Maintain a Healthy Lifestyle
Obesity, high blood pressure, excessive alcohol intake and sleep apnea can all contribute to the development or progression of AFib. Weight loss and maintaining an ideal body weight is an important component of treating obesity, high blood pressure and sleep apnea and therefore is an important component of the treatment of atrial fibrillation. Eating a diet that is high in vegetables, fruits, lean protein, legumes and whole grains. Engaging in frequent, moderate intensity cardiovascular exercise and strength training in combination with a healthy diet can help promote weight loss. Alcohol has a lot of calories which can inhibit weight loss. In addition, it is irritating to the heart and can promote atrial fibrillation. Abstaining from alcohol or limiting alcohol intake to 1 drink/day for women and 2 drinks/day for men is recommended. If sleep apnea is present and CPAP has been recommended, it is important it is used every night.

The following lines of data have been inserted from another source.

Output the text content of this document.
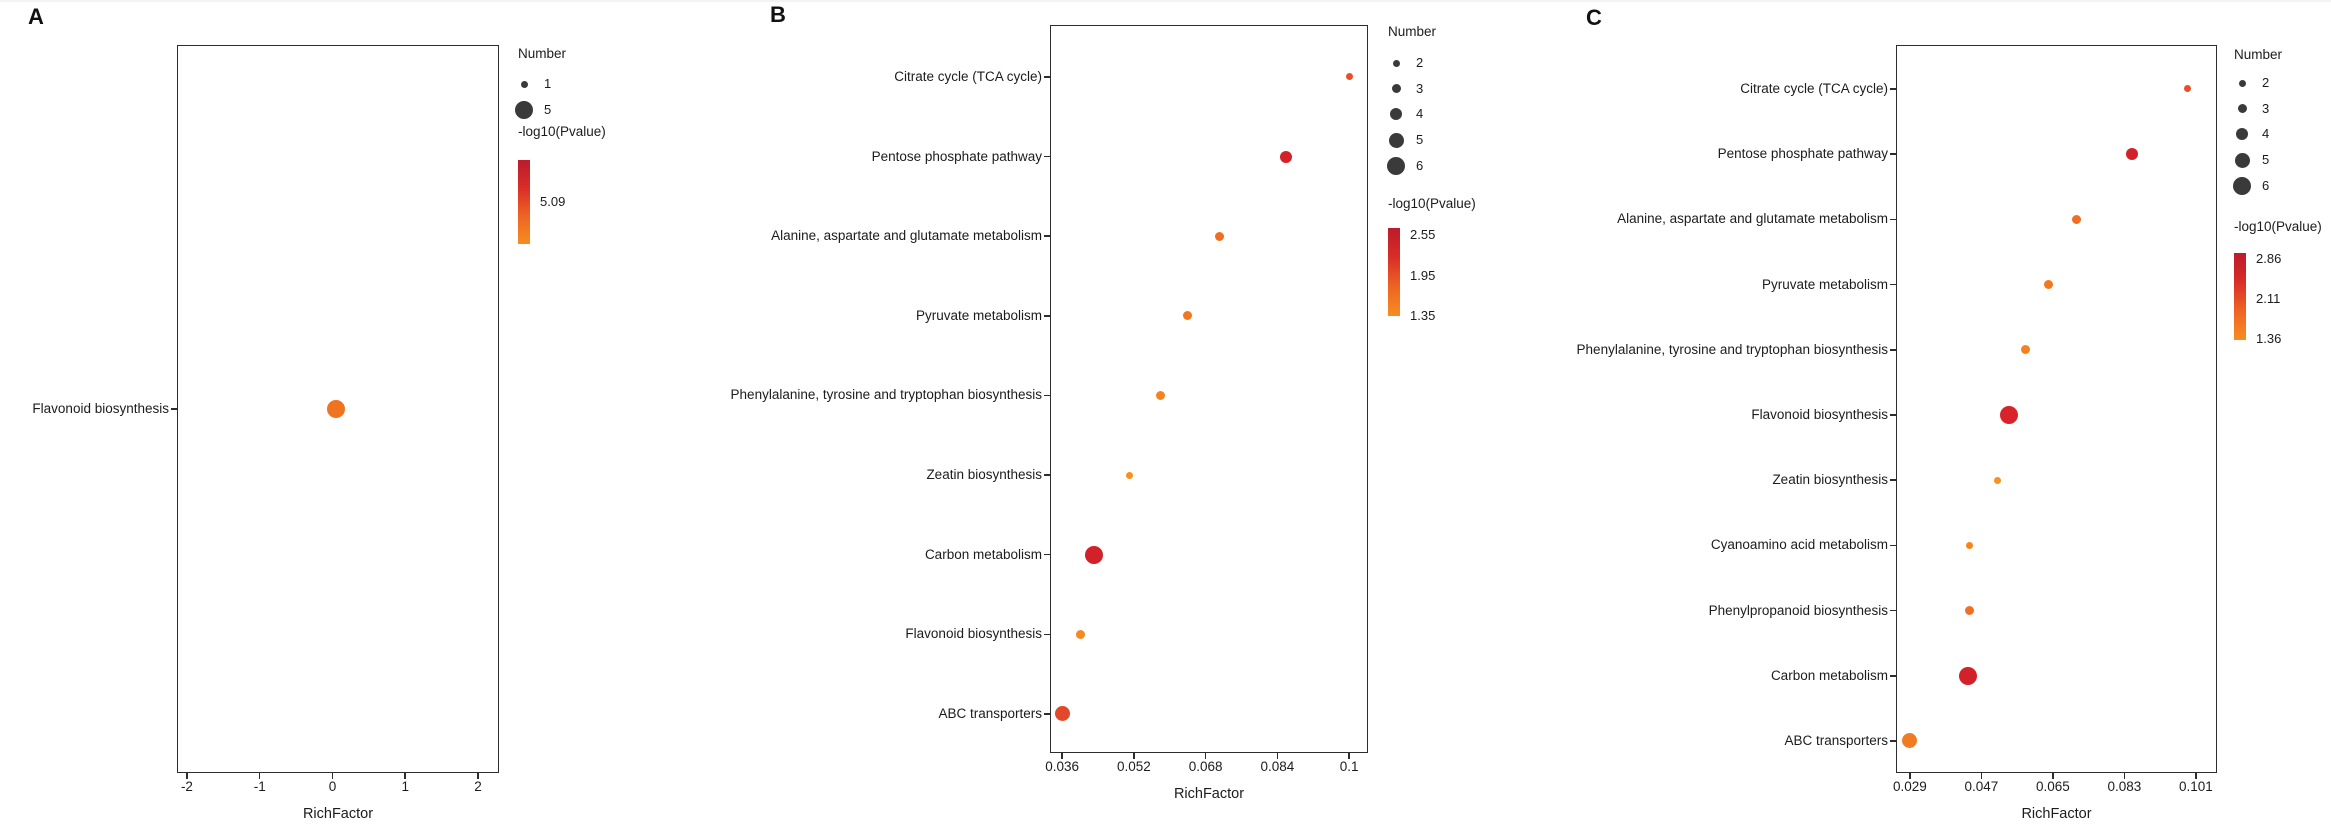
A
Flavonoid biosynthesis
-2	-1	0	1	2
RichFactor
Number
1
5
-log10(Pvalue)
5.09
B
Citrate cycle (TCA cycle)
Pentose phosphate pathway
Alanine, aspartate and glutamate metabolism
Pyruvate metabolism
Phenylalanine, tyrosine and tryptophan biosynthesis
Zeatin biosynthesis
Carbon metabolism
Flavonoid biosynthesis
ABC transporters
0.036	0.052	0.068	0.084	0.1
RichFactor
Number
2
3
4
5
6
-log10(Pvalue)
2.55
1.95
1.35
C
Citrate cycle (TCA cycle)
Pentose phosphate pathway
Alanine, aspartate and glutamate metabolism
Pyruvate metabolism
Phenylalanine, tyrosine and tryptophan biosynthesis
Flavonoid biosynthesis
Zeatin biosynthesis
Cyanoamino acid metabolism
Phenylpropanoid biosynthesis
Carbon metabolism
ABC transporters
0.029	0.047	0.065	0.083	0.101
RichFactor
Number
2
3
4
5
6
-log10(Pvalue)
2.86
2.11
1.36
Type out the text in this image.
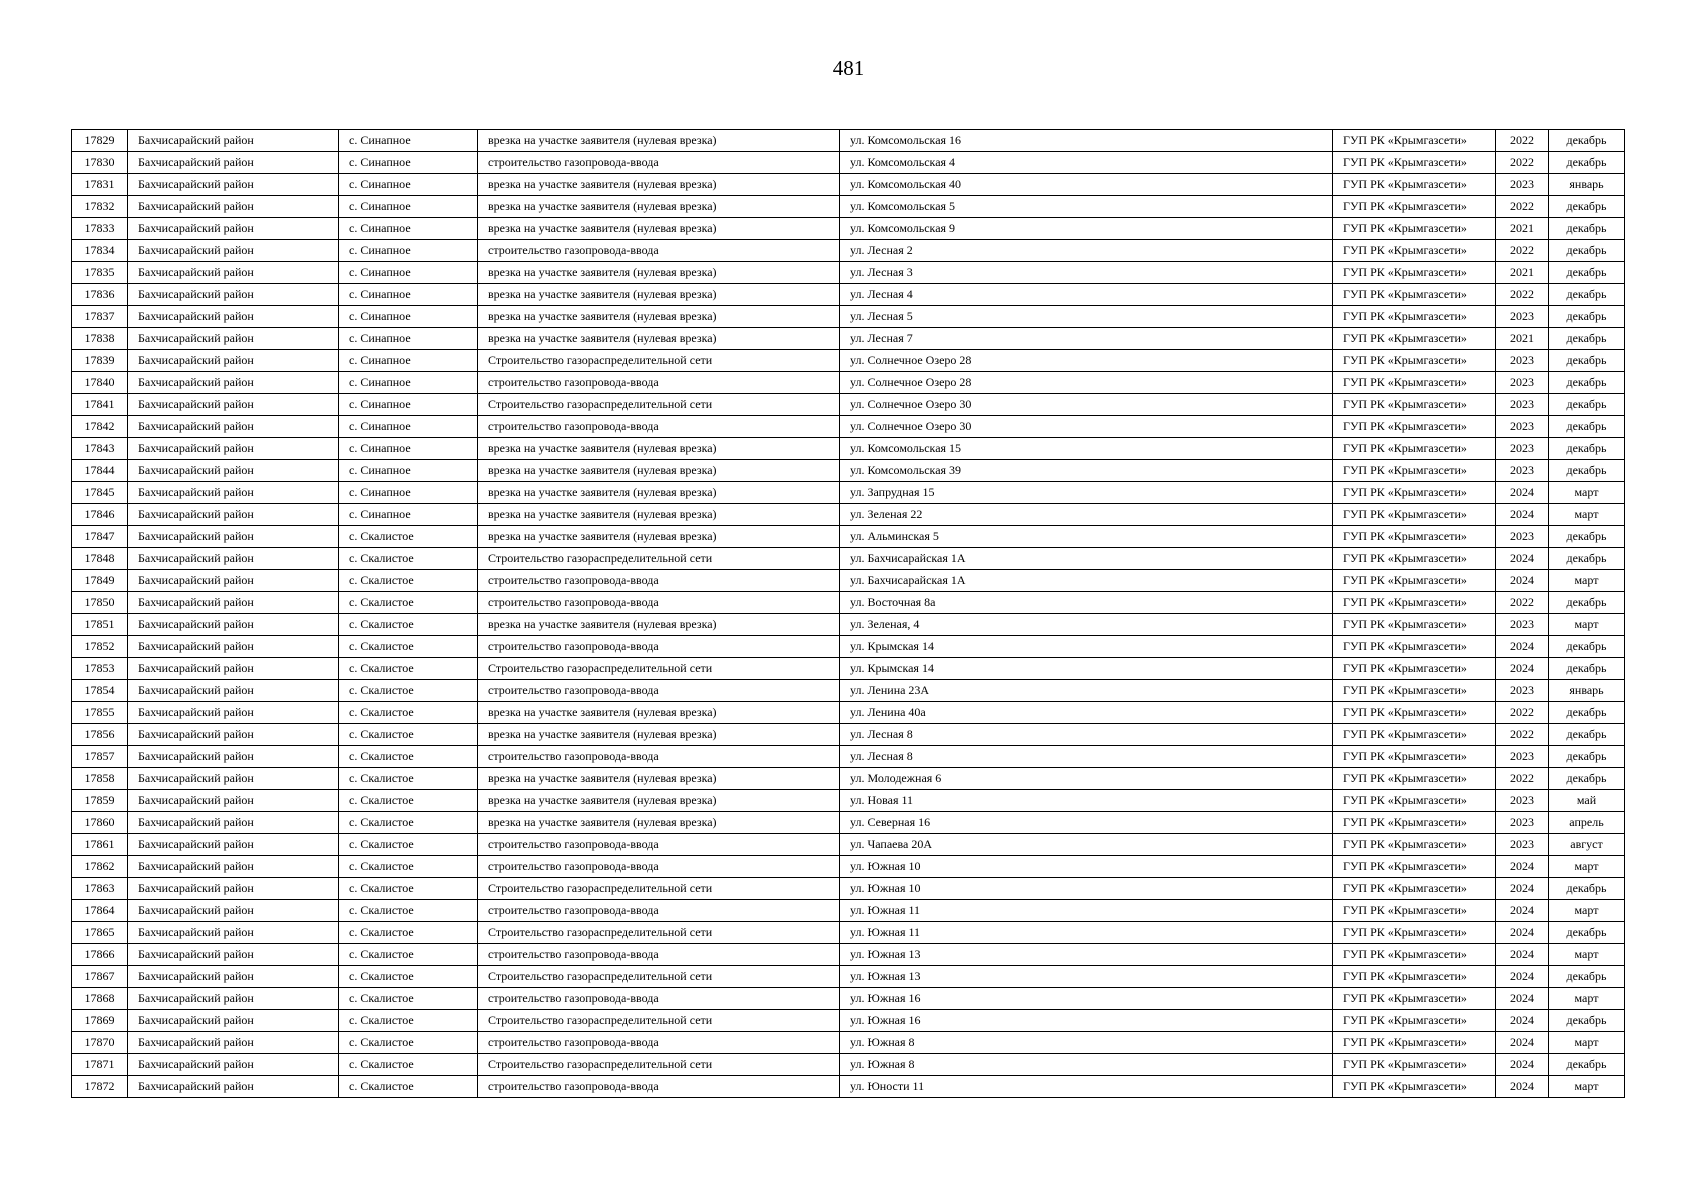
481
17829	Бахчисарайский район	с. Синапное	врезка на участке заявителя (нулевая врезка)	ул. Комсомольская 16	ГУП РК «Крымгазсети»	2022	декабрь
17830	Бахчисарайский район	с. Синапное	строительство газопровода-ввода	ул. Комсомольская 4	ГУП РК «Крымгазсети»	2022	декабрь
17831	Бахчисарайский район	с. Синапное	врезка на участке заявителя (нулевая врезка)	ул. Комсомольская 40	ГУП РК «Крымгазсети»	2023	январь
17832	Бахчисарайский район	с. Синапное	врезка на участке заявителя (нулевая врезка)	ул. Комсомольская 5	ГУП РК «Крымгазсети»	2022	декабрь
17833	Бахчисарайский район	с. Синапное	врезка на участке заявителя (нулевая врезка)	ул. Комсомольская 9	ГУП РК «Крымгазсети»	2021	декабрь
17834	Бахчисарайский район	с. Синапное	строительство газопровода-ввода	ул. Лесная 2	ГУП РК «Крымгазсети»	2022	декабрь
17835	Бахчисарайский район	с. Синапное	врезка на участке заявителя (нулевая врезка)	ул. Лесная 3	ГУП РК «Крымгазсети»	2021	декабрь
17836	Бахчисарайский район	с. Синапное	врезка на участке заявителя (нулевая врезка)	ул. Лесная 4	ГУП РК «Крымгазсети»	2022	декабрь
17837	Бахчисарайский район	с. Синапное	врезка на участке заявителя (нулевая врезка)	ул. Лесная 5	ГУП РК «Крымгазсети»	2023	декабрь
17838	Бахчисарайский район	с. Синапное	врезка на участке заявителя (нулевая врезка)	ул. Лесная 7	ГУП РК «Крымгазсети»	2021	декабрь
17839	Бахчисарайский район	с. Синапное	Строительство газораспределительной сети	ул. Солнечное Озеро 28	ГУП РК «Крымгазсети»	2023	декабрь
17840	Бахчисарайский район	с. Синапное	строительство газопровода-ввода	ул. Солнечное Озеро 28	ГУП РК «Крымгазсети»	2023	декабрь
17841	Бахчисарайский район	с. Синапное	Строительство газораспределительной сети	ул. Солнечное Озеро 30	ГУП РК «Крымгазсети»	2023	декабрь
17842	Бахчисарайский район	с. Синапное	строительство газопровода-ввода	ул. Солнечное Озеро 30	ГУП РК «Крымгазсети»	2023	декабрь
17843	Бахчисарайский район	с. Синапное	врезка на участке заявителя (нулевая врезка)	ул. Комсомольская 15	ГУП РК «Крымгазсети»	2023	декабрь
17844	Бахчисарайский район	с. Синапное	врезка на участке заявителя (нулевая врезка)	ул. Комсомольская 39	ГУП РК «Крымгазсети»	2023	декабрь
17845	Бахчисарайский район	с. Синапное	врезка на участке заявителя (нулевая врезка)	ул. Запрудная 15	ГУП РК «Крымгазсети»	2024	март
17846	Бахчисарайский район	с. Синапное	врезка на участке заявителя (нулевая врезка)	ул. Зеленая 22	ГУП РК «Крымгазсети»	2024	март
17847	Бахчисарайский район	с. Скалистое	врезка на участке заявителя (нулевая врезка)	ул. Альминская 5	ГУП РК «Крымгазсети»	2023	декабрь
17848	Бахчисарайский район	с. Скалистое	Строительство газораспределительной сети	ул. Бахчисарайская 1А	ГУП РК «Крымгазсети»	2024	декабрь
17849	Бахчисарайский район	с. Скалистое	строительство газопровода-ввода	ул. Бахчисарайская 1А	ГУП РК «Крымгазсети»	2024	март
17850	Бахчисарайский район	с. Скалистое	строительство газопровода-ввода	ул. Восточная 8а	ГУП РК «Крымгазсети»	2022	декабрь
17851	Бахчисарайский район	с. Скалистое	врезка на участке заявителя (нулевая врезка)	ул. Зеленая, 4	ГУП РК «Крымгазсети»	2023	март
17852	Бахчисарайский район	с. Скалистое	строительство газопровода-ввода	ул. Крымская 14	ГУП РК «Крымгазсети»	2024	декабрь
17853	Бахчисарайский район	с. Скалистое	Строительство газораспределительной сети	ул. Крымская 14	ГУП РК «Крымгазсети»	2024	декабрь
17854	Бахчисарайский район	с. Скалистое	строительство газопровода-ввода	ул. Ленина 23А	ГУП РК «Крымгазсети»	2023	январь
17855	Бахчисарайский район	с. Скалистое	врезка на участке заявителя (нулевая врезка)	ул. Ленина 40а	ГУП РК «Крымгазсети»	2022	декабрь
17856	Бахчисарайский район	с. Скалистое	врезка на участке заявителя (нулевая врезка)	ул. Лесная 8	ГУП РК «Крымгазсети»	2022	декабрь
17857	Бахчисарайский район	с. Скалистое	строительство газопровода-ввода	ул. Лесная 8	ГУП РК «Крымгазсети»	2023	декабрь
17858	Бахчисарайский район	с. Скалистое	врезка на участке заявителя (нулевая врезка)	ул. Молодежная 6	ГУП РК «Крымгазсети»	2022	декабрь
17859	Бахчисарайский район	с. Скалистое	врезка на участке заявителя (нулевая врезка)	ул. Новая 11	ГУП РК «Крымгазсети»	2023	май
17860	Бахчисарайский район	с. Скалистое	врезка на участке заявителя (нулевая врезка)	ул. Северная 16	ГУП РК «Крымгазсети»	2023	апрель
17861	Бахчисарайский район	с. Скалистое	строительство газопровода-ввода	ул. Чапаева 20А	ГУП РК «Крымгазсети»	2023	август
17862	Бахчисарайский район	с. Скалистое	строительство газопровода-ввода	ул. Южная 10	ГУП РК «Крымгазсети»	2024	март
17863	Бахчисарайский район	с. Скалистое	Строительство газораспределительной сети	ул. Южная 10	ГУП РК «Крымгазсети»	2024	декабрь
17864	Бахчисарайский район	с. Скалистое	строительство газопровода-ввода	ул. Южная 11	ГУП РК «Крымгазсети»	2024	март
17865	Бахчисарайский район	с. Скалистое	Строительство газораспределительной сети	ул. Южная 11	ГУП РК «Крымгазсети»	2024	декабрь
17866	Бахчисарайский район	с. Скалистое	строительство газопровода-ввода	ул. Южная 13	ГУП РК «Крымгазсети»	2024	март
17867	Бахчисарайский район	с. Скалистое	Строительство газораспределительной сети	ул. Южная 13	ГУП РК «Крымгазсети»	2024	декабрь
17868	Бахчисарайский район	с. Скалистое	строительство газопровода-ввода	ул. Южная 16	ГУП РК «Крымгазсети»	2024	март
17869	Бахчисарайский район	с. Скалистое	Строительство газораспределительной сети	ул. Южная 16	ГУП РК «Крымгазсети»	2024	декабрь
17870	Бахчисарайский район	с. Скалистое	строительство газопровода-ввода	ул. Южная 8	ГУП РК «Крымгазсети»	2024	март
17871	Бахчисарайский район	с. Скалистое	Строительство газораспределительной сети	ул. Южная 8	ГУП РК «Крымгазсети»	2024	декабрь
17872	Бахчисарайский район	с. Скалистое	строительство газопровода-ввода	ул. Юности 11	ГУП РК «Крымгазсети»	2024	март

Managing an illness can be hard for the whole family. Often times, patients with AFib do not feel good and may not be able to do their normal activities when they are in atrial fibrillation. This may cause additional burden to be placed on the caregiver. There may be financial strain due to the cost of treating atrial fibrillation. As a caregiver, it is important to take care of yourself. Be sure to give yourself breaks when you are able. If friends or family offer help, take it. Don’t be afraid to ask for help from your support network.
It can feel scary or overwhelming when a loved one get diagnosed with AFib. It is important to remember that while there is not currently a cure for atrial fibrillation, there are excellent treatment options and most people with AFib continue to live rich and full lives.